La secrétaire exécutive du Conseil consultatif de la femme, Yennie Clara Mathurine Ossété Mberi Moukietou, a fait étape à Pointe-Noire. Elle y a poursuivi sa campagne nationale destinée à faire connaître le Pacte social aux Congolaises de la ville océane.
Cet accord lie les femmes du pays au président Denis Sassou N’Guesso. Il se veut un cadre d’engagement réciproque, où chacune trouve sa place dans la marche du Congo-Brazzaville vers le développement.
Une tournée pour rapprocher l’État des Congolaises
La démarche n’a rien d’anodin. En se déplaçant elle-même dans les arrondissements, la responsable entend incarner une méthode : aller vers les habitantes plutôt que d’attendre qu’elles viennent. Le terrain, ici, devient l’outil principal du message.
Devant son auditoire, elle a livré une formule restée dans les mémoires. « Les politiques publiques les plus efficaces ne se conçoivent pas dans les bureaux », a-t-elle affirmé, plaidant pour une construction partagée des décisions qui concernent les femmes.
L’idée se prolonge dans la pratique qu’elle défend. À ses yeux, l’action publique gagne en justesse lorsqu’elle naît du contact direct avec celles qu’elle vise. Le dialogue continu et le respect mutuel forment ainsi les deux piliers de cette approche.
Trois valeurs comme colonne vertébrale
Le Pacte social repose sur un socle clairement énoncé. La secrétaire exécutive a mis en avant trois valeurs qu’elle considère comme indissociables et complémentaires les unes des autres.
La première est la solidarité. Elle invite les femmes à se soutenir entre elles, à dépasser les clivages locaux et à former une communauté capable de peser collectivement sur les choix qui engagent leur avenir commun.

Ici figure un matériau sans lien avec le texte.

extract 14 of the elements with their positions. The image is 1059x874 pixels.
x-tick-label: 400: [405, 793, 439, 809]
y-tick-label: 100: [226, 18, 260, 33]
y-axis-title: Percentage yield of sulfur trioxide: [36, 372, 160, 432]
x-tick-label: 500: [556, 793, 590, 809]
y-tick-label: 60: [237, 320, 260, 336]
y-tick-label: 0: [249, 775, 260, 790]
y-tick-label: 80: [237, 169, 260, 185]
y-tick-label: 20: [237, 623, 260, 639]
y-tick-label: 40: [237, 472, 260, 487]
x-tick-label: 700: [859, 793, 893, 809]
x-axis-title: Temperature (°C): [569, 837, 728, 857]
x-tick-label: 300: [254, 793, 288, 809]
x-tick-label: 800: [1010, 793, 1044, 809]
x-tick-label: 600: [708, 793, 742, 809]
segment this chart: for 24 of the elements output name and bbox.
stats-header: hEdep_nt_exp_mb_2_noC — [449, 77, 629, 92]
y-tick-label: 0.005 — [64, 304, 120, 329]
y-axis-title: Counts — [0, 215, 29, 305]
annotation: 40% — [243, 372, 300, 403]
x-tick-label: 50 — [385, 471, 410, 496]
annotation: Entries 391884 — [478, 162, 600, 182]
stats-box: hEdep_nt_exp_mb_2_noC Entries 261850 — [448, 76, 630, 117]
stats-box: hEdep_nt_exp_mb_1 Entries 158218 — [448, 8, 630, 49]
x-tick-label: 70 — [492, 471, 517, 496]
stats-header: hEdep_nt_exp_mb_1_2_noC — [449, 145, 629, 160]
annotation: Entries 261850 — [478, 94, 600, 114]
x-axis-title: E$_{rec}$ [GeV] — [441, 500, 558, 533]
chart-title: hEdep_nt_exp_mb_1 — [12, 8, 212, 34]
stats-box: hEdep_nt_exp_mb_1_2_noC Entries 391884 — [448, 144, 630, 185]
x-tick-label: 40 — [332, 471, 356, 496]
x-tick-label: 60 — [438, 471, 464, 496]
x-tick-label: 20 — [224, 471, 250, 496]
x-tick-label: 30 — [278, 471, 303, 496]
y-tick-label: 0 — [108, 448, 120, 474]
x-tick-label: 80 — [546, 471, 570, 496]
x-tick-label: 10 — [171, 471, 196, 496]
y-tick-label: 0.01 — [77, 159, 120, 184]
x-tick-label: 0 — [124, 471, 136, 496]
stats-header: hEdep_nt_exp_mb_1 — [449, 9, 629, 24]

Vient ensuite la responsabilité citoyenne. Loin d’un simple slogan, cette notion suppose que chacune mesure sa part dans la vie publique. Voter, s’informer, participer aux débats : autant de gestes qui donnent corps à l’engagement.
La troisième valeur tient à la participation active au développement national. Il ne s’agit plus seulement d’être consultées, mais de contribuer concrètement, par le travail, l’initiative et la présence dans les espaces de décision du pays.
Pointe-Noire répond présente
L’accueil réservé à cette étape en dit long sur l’attente qu’elle suscite. De nombreuses femmes, venues de tous les arrondissements de la cité portuaire, se sont rassemblées pour écouter et échanger autour du projet présenté.
Cette affluence traduit une adhésion visible. En se déplaçant en nombre, les participantes ont signifié leur intérêt pour un dispositif qui prétend les associer directement aux orientations publiques plutôt que de décider à leur place.
Pointe-Noire n’est pas un choix neutre. Deuxième ville du pays et capitale économique, elle concentre des réalités sociales variées. Y porter le message du Pacte social, c’est viser un public large et représentatif des Congolaises.
Un message pensé pour le quotidien des femmes
Au-delà des principes, la tournée cherche à ancrer le Pacte social dans la vie ordinaire. Les valeurs énoncées ne valent qu’à la condition de se traduire en habitudes, en réflexes et en initiatives partagées sur le terrain.
La secrétaire exécutive insiste sur cette continuité. Le dialogue qu’elle appelle de ses vœux ne doit pas s’arrêter à la fin d’une réunion. Il suppose un suivi, des retours réguliers et une écoute maintenue dans la durée auprès des habitantes.
Ce souci de constance distingue la démarche. Plutôt qu’une opération ponctuelle, la campagne se présente comme un processus, où chaque étape locale nourrit une réflexion plus vaste sur la place des femmes dans le développement.
Ce que la tournée laisse entrevoir
L’étape de Pointe-Noire s’inscrit dans un mouvement national plus large. En multipliant les rencontres, le Conseil consultatif de la femme entend couvrir progressivement le territoire et toucher des publics aux profils et aux besoins différents.
La méthode privilégiée reste celle de la proximité. En allant à la rencontre des femmes là où elles vivent, l’institution mise sur la confiance et sur la reconnaissance des réalités concrètes, plutôt que sur des discours descendants et lointains.
Reste à observer comment ces principes se traduiront dans les faits. La solidarité, la responsabilité citoyenne et la participation forment un programme exigeant, dont la portée se mesurera à l’aune des engagements tenus sur le long terme.
Pour l’heure, la mobilisation observée à Pointe-Noire offre un signal encourageant. Elle montre qu’un public féminin nombreux se reconnaît dans cette initiative et se dit prêt à prendre part au dialogue proposé par les autorités.